Das Unternehmen kann hierbei mit unterschiedlichen Strategien reagieren, um die eigenen Werte mit denen der Mitarbeiter in Übereinstimmung zu bringen (vgl. im Folgenden Oechsler & Paul, 2019, S. 149 f.). So können Mitarbeiter gesucht werden, deren Werte sich mit den Werten des Unternehmens decken. Jedoch lassen sich die Werte des Mitarbeiters nur schwer erfragen oder beobachten. Auch kann diese Strategie die Unternehmensentwicklung hemmen. Eine zweite Strategie wäre, dass Mitarbeiter, z. B. über Belohnungssysteme, die Werte des Unternehmens akzeptieren und übernehmen. Zu beachten ist aber, dass eine Zwangsübernahme zu Widerstand (z. B. durch (innere) Kündigung) führen kann. Eine dritte Strategie wäre die wechselseitige Anpassung von Unternehmen und Mitarbeiter. Die Unterschiedlichkeit der Werte, auch zwischen den Mitarbeitern, und die schwierige Erfassbarkeit von Werten kann Ergebnisse verzerren. Insgesamt haben Werte aber einen wichtigen Einfluss auf die Unternehmenskultur, die Gestaltung der Personalführung, auf Anreiz- und Vergütungssystem oder auch die Personal- und Organisationsentwicklung.
Das Personalmanagement muss viele Anforderungen erfüllen. Gerade die Entwicklungen der vergangenen Jahre mit Digitalisierung, Globalisierung, immer schneller werdenden Märkten, demographischem Wandel und Wertewandel bringen geänderte und höhere Ansprüche mit sich. In den folgenden Kapiteln wird auf diese Herausforderungen in Bezug auf die einzelnen Teilbereiche der Personalprozesskette eingegangen.
Um eine möglichst gute Passung von Humanressourcen und Aufgaben in Organisationen zu erreichen, sind die anstehenden Aufgaben nach Art und Menge, zeitlichem und ggf. räumlichem Anfall abzuschätzen und festzuhalten. Ausgehend davon sind Kapazitäten und geforderte Mitarbeiterprofile abzuleiten. Prozessschritte und Instrumente hierzu werden im Folgenden vorgestellt und erläutert.

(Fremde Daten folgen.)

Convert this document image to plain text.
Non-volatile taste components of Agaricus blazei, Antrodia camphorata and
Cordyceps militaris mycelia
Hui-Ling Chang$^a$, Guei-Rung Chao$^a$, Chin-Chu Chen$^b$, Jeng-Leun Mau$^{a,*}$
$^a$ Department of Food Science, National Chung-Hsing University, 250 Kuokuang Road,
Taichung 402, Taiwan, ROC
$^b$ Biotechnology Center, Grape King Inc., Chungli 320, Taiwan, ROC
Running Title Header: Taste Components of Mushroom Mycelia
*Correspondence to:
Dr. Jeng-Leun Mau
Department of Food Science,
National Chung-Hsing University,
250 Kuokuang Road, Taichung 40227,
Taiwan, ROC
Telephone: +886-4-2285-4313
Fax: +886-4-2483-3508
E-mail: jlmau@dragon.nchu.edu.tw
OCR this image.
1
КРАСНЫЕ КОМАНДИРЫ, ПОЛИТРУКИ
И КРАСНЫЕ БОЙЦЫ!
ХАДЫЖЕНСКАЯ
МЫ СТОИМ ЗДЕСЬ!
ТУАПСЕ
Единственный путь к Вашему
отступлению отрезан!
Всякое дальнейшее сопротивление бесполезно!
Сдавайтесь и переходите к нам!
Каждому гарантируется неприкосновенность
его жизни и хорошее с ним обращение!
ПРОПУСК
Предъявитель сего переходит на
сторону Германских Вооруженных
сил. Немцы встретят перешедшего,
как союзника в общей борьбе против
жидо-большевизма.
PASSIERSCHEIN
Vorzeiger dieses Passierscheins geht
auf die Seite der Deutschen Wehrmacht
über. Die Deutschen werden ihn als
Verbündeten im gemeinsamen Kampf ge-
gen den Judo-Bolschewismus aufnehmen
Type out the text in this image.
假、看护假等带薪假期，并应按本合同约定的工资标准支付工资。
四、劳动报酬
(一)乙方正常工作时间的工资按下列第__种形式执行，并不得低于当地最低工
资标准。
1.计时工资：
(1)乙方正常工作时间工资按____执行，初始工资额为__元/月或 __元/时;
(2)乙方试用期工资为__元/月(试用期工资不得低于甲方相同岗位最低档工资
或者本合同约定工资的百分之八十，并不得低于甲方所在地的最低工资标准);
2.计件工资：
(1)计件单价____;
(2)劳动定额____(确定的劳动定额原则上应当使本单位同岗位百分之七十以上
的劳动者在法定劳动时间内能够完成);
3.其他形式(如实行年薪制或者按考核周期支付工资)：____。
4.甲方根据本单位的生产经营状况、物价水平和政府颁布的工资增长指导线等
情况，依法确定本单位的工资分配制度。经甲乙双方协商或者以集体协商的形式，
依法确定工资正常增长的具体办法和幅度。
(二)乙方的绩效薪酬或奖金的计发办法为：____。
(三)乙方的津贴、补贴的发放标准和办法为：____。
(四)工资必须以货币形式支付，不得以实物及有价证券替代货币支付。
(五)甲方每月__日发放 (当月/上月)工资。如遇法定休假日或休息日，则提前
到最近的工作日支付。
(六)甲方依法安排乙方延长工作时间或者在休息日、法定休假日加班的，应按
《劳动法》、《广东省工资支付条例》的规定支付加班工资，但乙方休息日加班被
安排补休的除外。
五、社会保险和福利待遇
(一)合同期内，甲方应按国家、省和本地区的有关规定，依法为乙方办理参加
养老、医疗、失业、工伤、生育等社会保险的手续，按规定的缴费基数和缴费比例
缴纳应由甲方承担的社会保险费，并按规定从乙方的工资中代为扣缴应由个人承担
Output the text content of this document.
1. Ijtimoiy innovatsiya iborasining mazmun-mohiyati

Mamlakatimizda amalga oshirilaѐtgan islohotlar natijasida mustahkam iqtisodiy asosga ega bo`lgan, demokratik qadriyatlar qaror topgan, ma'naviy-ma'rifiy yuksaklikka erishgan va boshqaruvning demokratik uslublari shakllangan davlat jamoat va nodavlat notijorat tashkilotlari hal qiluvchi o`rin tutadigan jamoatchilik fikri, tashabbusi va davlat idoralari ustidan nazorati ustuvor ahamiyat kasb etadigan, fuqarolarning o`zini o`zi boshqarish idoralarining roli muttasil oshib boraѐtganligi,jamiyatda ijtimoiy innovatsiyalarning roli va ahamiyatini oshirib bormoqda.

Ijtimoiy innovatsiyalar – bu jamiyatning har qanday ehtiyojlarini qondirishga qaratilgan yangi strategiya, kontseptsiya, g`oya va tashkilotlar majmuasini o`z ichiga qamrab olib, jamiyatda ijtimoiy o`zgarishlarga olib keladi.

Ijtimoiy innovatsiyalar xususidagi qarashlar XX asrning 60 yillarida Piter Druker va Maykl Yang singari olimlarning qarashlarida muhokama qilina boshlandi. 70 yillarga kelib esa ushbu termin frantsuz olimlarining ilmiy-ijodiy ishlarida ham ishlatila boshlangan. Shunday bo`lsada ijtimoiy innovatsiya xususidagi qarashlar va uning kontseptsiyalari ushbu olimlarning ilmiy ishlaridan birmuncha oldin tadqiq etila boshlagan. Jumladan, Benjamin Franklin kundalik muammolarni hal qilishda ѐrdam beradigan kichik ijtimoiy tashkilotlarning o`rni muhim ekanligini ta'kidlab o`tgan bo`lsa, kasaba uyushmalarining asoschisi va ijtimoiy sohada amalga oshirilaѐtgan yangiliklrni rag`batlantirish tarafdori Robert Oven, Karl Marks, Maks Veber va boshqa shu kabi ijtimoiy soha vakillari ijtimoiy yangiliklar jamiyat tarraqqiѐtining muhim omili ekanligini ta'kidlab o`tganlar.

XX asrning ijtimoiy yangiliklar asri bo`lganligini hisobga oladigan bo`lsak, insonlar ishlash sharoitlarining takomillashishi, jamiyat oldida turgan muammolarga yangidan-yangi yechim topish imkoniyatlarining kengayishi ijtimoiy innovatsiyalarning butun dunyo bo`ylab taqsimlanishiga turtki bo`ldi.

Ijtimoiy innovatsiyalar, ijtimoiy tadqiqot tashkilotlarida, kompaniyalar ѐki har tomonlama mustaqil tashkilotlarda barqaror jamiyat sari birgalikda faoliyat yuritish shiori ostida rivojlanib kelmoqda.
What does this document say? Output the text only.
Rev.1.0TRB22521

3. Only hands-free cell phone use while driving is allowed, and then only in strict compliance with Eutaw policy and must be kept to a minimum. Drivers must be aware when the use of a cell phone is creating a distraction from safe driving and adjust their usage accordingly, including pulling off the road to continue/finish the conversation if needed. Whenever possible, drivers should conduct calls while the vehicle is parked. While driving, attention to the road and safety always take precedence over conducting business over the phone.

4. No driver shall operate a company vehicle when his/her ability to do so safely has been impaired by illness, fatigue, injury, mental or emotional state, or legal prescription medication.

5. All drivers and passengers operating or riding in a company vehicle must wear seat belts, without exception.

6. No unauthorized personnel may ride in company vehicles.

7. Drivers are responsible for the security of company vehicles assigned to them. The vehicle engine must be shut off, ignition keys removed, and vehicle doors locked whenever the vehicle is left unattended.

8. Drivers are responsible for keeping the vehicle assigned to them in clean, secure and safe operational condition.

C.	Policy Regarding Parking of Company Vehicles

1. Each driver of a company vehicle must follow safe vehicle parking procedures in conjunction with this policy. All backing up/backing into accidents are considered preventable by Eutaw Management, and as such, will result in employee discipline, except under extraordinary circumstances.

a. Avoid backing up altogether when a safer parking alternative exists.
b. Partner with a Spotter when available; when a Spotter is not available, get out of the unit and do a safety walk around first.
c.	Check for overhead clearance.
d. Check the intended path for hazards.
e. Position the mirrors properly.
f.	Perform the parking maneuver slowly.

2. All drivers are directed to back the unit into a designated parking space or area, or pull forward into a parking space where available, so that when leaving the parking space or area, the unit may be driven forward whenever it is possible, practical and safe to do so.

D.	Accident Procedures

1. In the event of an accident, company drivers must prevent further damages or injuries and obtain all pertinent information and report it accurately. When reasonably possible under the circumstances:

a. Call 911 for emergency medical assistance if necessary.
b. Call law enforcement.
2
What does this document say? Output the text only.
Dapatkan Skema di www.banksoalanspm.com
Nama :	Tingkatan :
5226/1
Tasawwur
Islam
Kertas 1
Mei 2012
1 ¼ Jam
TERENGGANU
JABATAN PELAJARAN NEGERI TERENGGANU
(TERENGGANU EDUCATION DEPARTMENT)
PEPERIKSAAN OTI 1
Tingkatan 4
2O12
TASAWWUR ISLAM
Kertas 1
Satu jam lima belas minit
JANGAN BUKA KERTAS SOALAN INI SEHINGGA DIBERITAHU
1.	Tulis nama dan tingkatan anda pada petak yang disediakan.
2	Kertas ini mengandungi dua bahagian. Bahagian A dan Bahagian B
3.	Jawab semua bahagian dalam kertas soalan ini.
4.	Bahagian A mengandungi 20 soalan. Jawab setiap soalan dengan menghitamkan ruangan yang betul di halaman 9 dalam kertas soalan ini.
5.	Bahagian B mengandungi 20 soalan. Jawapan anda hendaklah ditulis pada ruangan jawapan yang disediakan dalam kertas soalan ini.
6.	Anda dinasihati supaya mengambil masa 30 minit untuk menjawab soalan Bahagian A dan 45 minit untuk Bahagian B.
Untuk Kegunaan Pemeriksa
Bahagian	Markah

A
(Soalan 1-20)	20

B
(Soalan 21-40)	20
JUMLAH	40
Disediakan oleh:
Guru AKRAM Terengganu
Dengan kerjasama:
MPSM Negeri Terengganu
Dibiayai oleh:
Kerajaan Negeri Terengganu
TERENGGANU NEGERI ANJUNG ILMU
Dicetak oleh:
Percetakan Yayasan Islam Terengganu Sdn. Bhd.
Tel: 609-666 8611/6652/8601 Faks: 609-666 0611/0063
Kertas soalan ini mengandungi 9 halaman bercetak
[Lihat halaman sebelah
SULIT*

Nach diesem Kapitel sind Sie in der Lage, einfache Anforderungsanalysen eigenständig durchzuführen und darauf basierend Stellenbeschreibungen sowie Anforderungsprofile zu formulieren. Sie können davon Unternehmens- und rollenspezifische Kompetenzmodelle abgrenzen und deren Mehrwert nachvollziehbar erläutern. Sie können Begriffe und Vorgehen im Prozess der quantitativen Personalplanung erläutern sowie ausgewählte Methoden der Personalbedarfsplanung beurteilen und in Grundzügen anwenden. Mit der Relevanz von längerfristigen Szenarien als Basis für frühzeitige Aktivitäten, wie der Einführung neuer Ausbildungsgänge oder alternative Laufbahngestaltungen, sind Sie vertraut.
Bei der Planung und dem Einsatz der Humanressourcen sind Überkapazitäten ebenso wie Überqualifikation zu vermeiden. Auf der anderen Seite werden zu wenige Mitarbeiter und nicht ausreichend qualifizierte Mitarbeiter die anstehenden Aufgaben nicht adäquat bewältigen können. Eine optimale Passung von Kapazitäten wie Kompetenzen mag es hier kaum geben, insbesondere mit Blick auf VUCA (Volatilität, Unsicherheiten, Komplexität und Ambiguität). Das Bestreben nach der bestmöglichen Balance bleibt dennoch bestehen.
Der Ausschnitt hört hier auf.